At Roche, we believe it's urgent to deliver medical solutions right now - even as we develop innovations for the future. We are passionate about transforming patients' lives and we are fearless in both decision and action. And we believe that good business means a better world.
That is why we come to work each day. We commit ourselves to scientific rigor, unassailable ethics, and access to medical innovations for all. We do this today to build a better tomorrow.
In Roche's Pharmaceutical Research and Early Development organisation (pRED), we make transformative medicines for patients in order to tackle some of the world's toughest unmet healthcare needs. At pRED, we are united by our mission to transform science into medicines. Together, we create a culture defined by curiosity, responsibility and humility, where our talented people are empowered and inspired to bring forward extraordinary life-changing innovation at speed. These positions are located in the Predictive Modeling and Data Analytics chapter, a chapter within the Pharmaceutical Sciences function, where Computational Toxicology and Safety is a primary focus area. We closely collaborate with our therapeutic areas and functions to convert hypotheses into innovative therapeutics.
In our team of computational toxicology and safety, we bring together diverse expertise on pre-clinical, clinical and real world data in order to gain a deep understanding of the molecular mechanisms of toxicology findings and safety risks of small and large molecules. As a member of the team you will contribute to our prime responsibility of developing safe and efficacious drugs creating exceptional value for our portfolio and for patients.

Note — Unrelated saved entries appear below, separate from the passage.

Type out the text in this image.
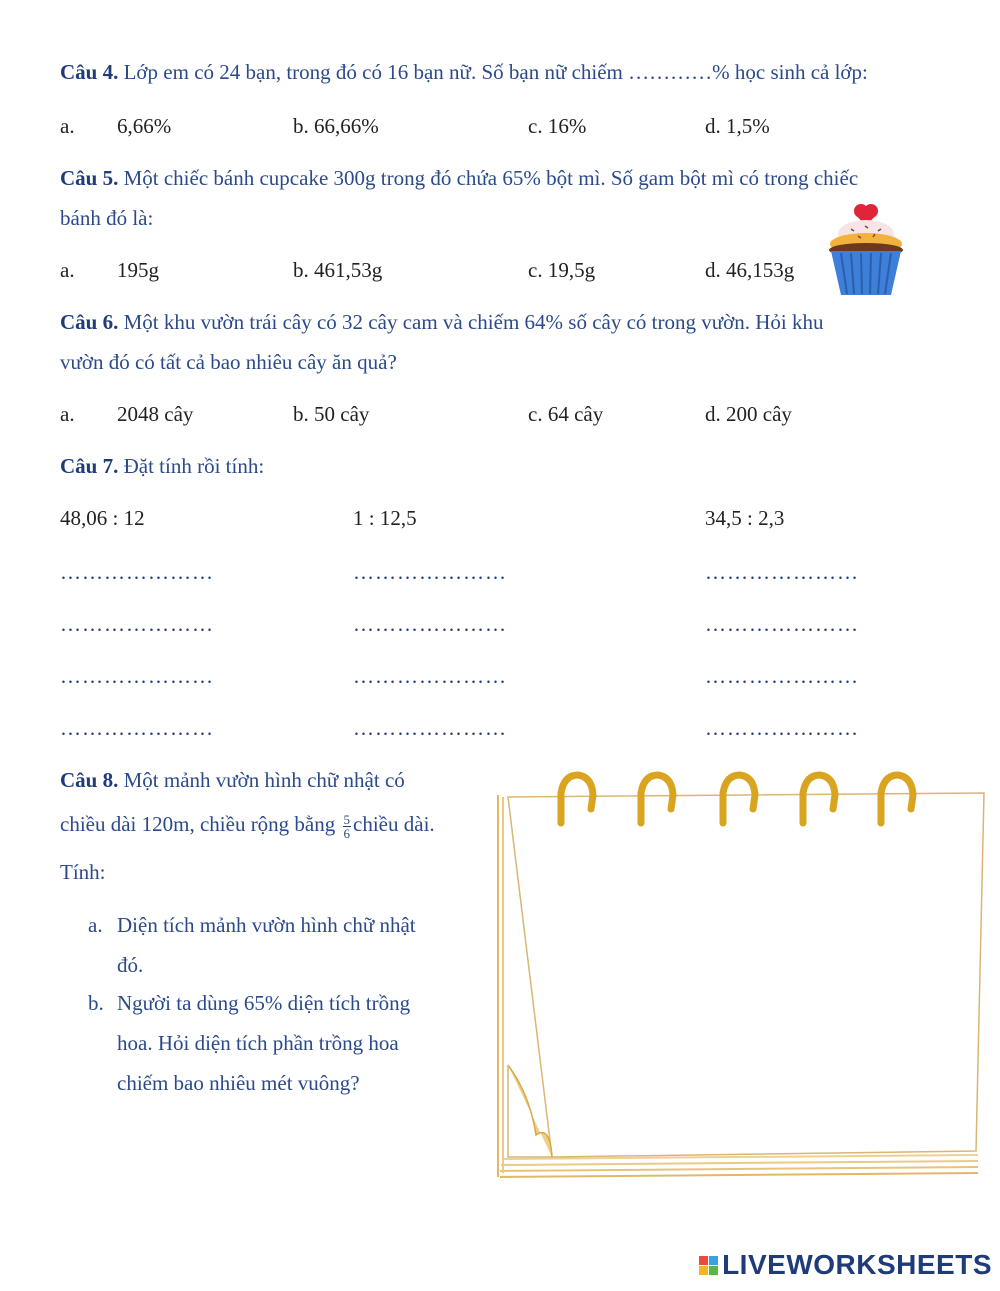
Câu 4. Lớp em có 24 bạn, trong đó có 16 bạn nữ. Số bạn nữ chiếm …………% học sinh cả lớp:
a. 6,66%	b. 66,66%	c. 16%	d. 1,5%
Câu 5. Một chiếc bánh cupcake 300g trong đó chứa 65% bột mì. Số gam bột mì có trong chiếc
bánh đó là:
a. 195g	b. 461,53g	c. 19,5g	d. 46,153g
Câu 6. Một khu vườn trái cây có 32 cây cam và chiếm 64% số cây có trong vườn. Hỏi khu
vườn đó có tất cả bao nhiêu cây ăn quả?
a. 2048 cây	b. 50 cây	c. 64 cây	d. 200 cây
Câu 7. Đặt tính rồi tính:
48,06 : 12	1 : 12,5	34,5 : 2,3
…………………	…………………	…………………
…………………	…………………	…………………
…………………	…………………	…………………
…………………	…………………	…………………
Câu 8. Một mảnh vườn hình chữ nhật có
chiều dài 120m, chiều rộng bằng $\frac{5}{6}$ chiều dài.
Tính:
a. Diện tích mảnh vườn hình chữ nhật
đó.
b. Người ta dùng 65% diện tích trồng
hoa. Hỏi diện tích phần trồng hoa
chiếm bao nhiêu mét vuông?
LIVEWORKSHEETS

You support the prediction and identification of molecule properties, off-target proteins and pathways or biological mechanisms of toxicological findings using high- and low-dimensional data like single cell sequencing, spatial -omics, FACS and molecule centered assays.

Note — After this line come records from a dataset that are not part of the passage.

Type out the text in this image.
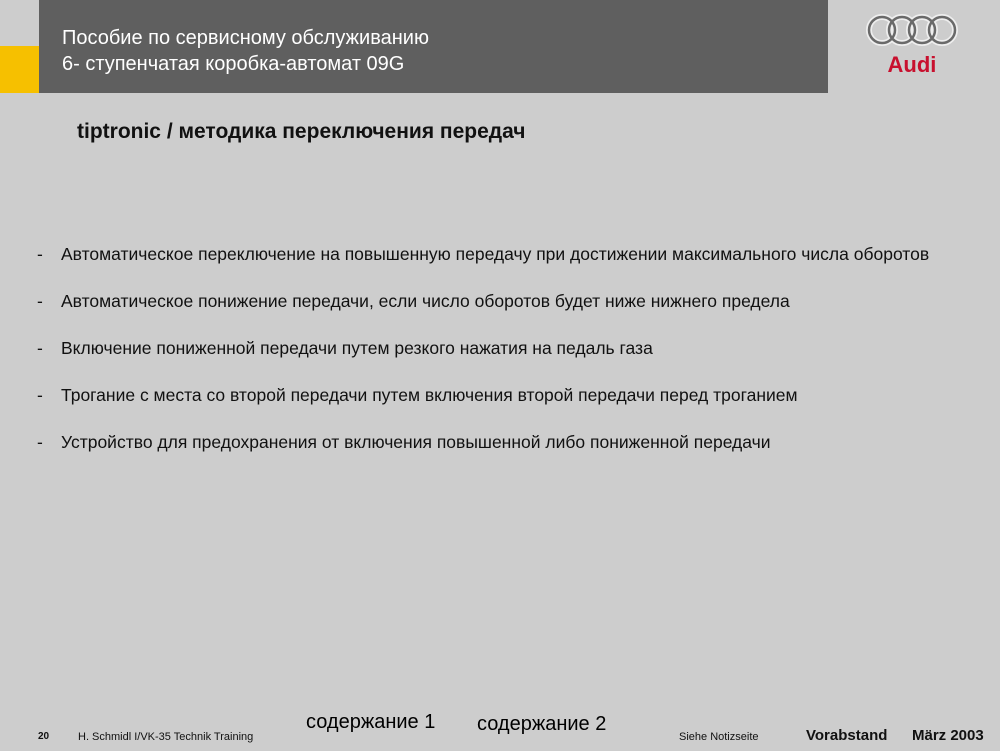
Пособие по сервисному обслуживанию
6- ступенчатая коробка-автомат 09G	Audi
tiptronic / методика переключения передач
- Автоматическое переключение на повышенную передачу при достижении максимального числа оборотов
- Автоматическое понижение передачи, если число оборотов будет ниже нижнего предела
- Включение пониженной передачи путем резкого нажатия на педаль газа
- Трогание с места со второй передачи путем включения второй передачи перед троганием
- Устройство для предохранения от включения повышенной либо пониженной передачи
20	H. Schmidl I/VK-35 Technik Training
содержание 1 содержание 2
Siehe Notizseite	Vorabstand März 2003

You will support establishing (machine learning) models for predicting molecule properties (large and small molecules) like physicochemical properties, immunogenicity and others.

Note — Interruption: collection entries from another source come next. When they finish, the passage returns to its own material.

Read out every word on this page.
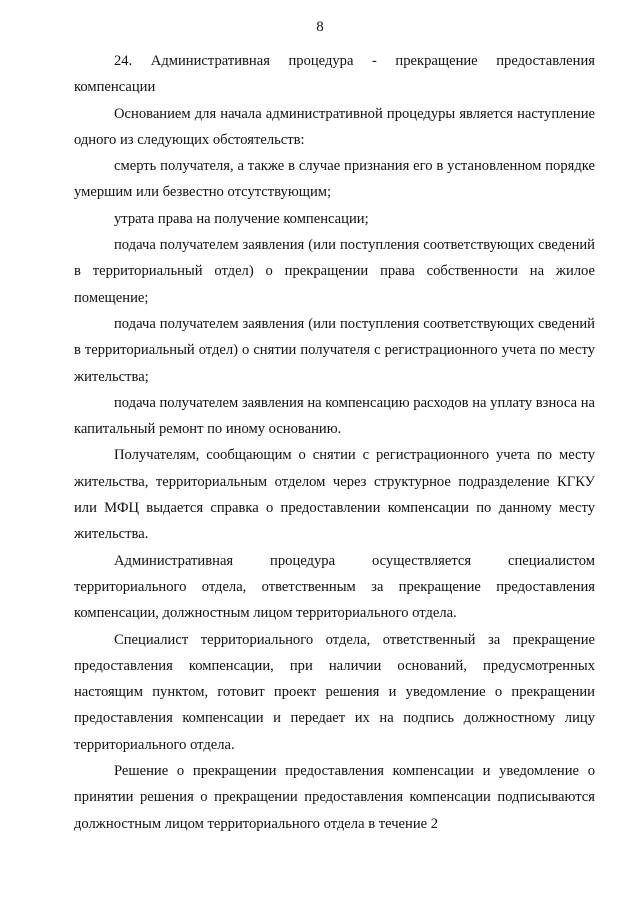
8

24. Административная процедура - прекращение предоставления компенсации

Основанием для начала административной процедуры является наступление одного из следующих обстоятельств:

смерть получателя, а также в случае признания его в установленном порядке умершим или безвестно отсутствующим;

утрата права на получение компенсации;

подача получателем заявления (или поступления соответствующих сведений в территориальный отдел) о прекращении права собственности на жилое помещение;

подача получателем заявления (или поступления соответствующих сведений в территориальный отдел) о снятии получателя с регистрационного учета по месту жительства;

подача получателем заявления на компенсацию расходов на уплату взноса на капитальный ремонт по иному основанию.

Получателям, сообщающим о снятии с регистрационного учета по месту жительства, территориальным отделом через структурное подразделение КГКУ или МФЦ выдается справка о предоставлении компенсации по данному месту жительства.

Административная процедура осуществляется специалистом территориального отдела, ответственным за прекращение предоставления компенсации, должностным лицом территориального отдела.

Специалист территориального отдела, ответственный за прекращение предоставления компенсации, при наличии оснований, предусмотренных настоящим пунктом, готовит проект решения и уведомление о прекращении предоставления компенсации и передает их на подпись должностному лицу территориального отдела.

Решение о прекращении предоставления компенсации и уведомление о принятии решения о прекращении предоставления компенсации подписываются должностным лицом территориального отдела в течение 2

You will help our teams to establish strong links and relationships between preclinical in vitro and in vivo models and findings and patient safety risks (clinical data, real world data) and liabilities.
PhD in cheminformatics, computational biology, bioinformatics, statistics or related fields with experience in an academic or industry setting particularly in the area of safety and / or toxicology.
Proficiency in working with chemoinformatics, bioinformatics and statistical tools and methods as well as a strong background in statistics and/or machine learning
Proficient in Python, R or another programming language
You exhibit a growth mindset. You ask for feedback and act on it. You embrace opportunities to gain new skills and perspectives and provide honest feedback to others to help them grow.
You are able to follow the science. You act on facts and data, not opinions and go where the science and the unmet needs of patients lead you.
You are able to radically simplify and prioritize for impact. You invest your time in things that accelerate progress for patients. You stop doing things that do not.
These positions are located in Basel
You're someone who wants to influence your own development. You are looking for a company where you receive the opportunity to pursue your interests across functions and geographies. Working in a multi-cultural environment motivates you.
Are you ready to apply? We want someone who thinks beyond the job offered - someone who knows that this position can be a rare springboard to many other opportunities at Roche.
Roche embraces diversity and equal opportunity in a serious way. We are committed to building a team that represents a variety of backgrounds, perspectives, and skills. The more inclusive we are, the better our work will be.
We are an equal opportunity employer and value diversity at our company. We do not discriminate on the basis of race, religion, color, national origin, gender, sexual orientation, age, marital status, veteran status, or disability status.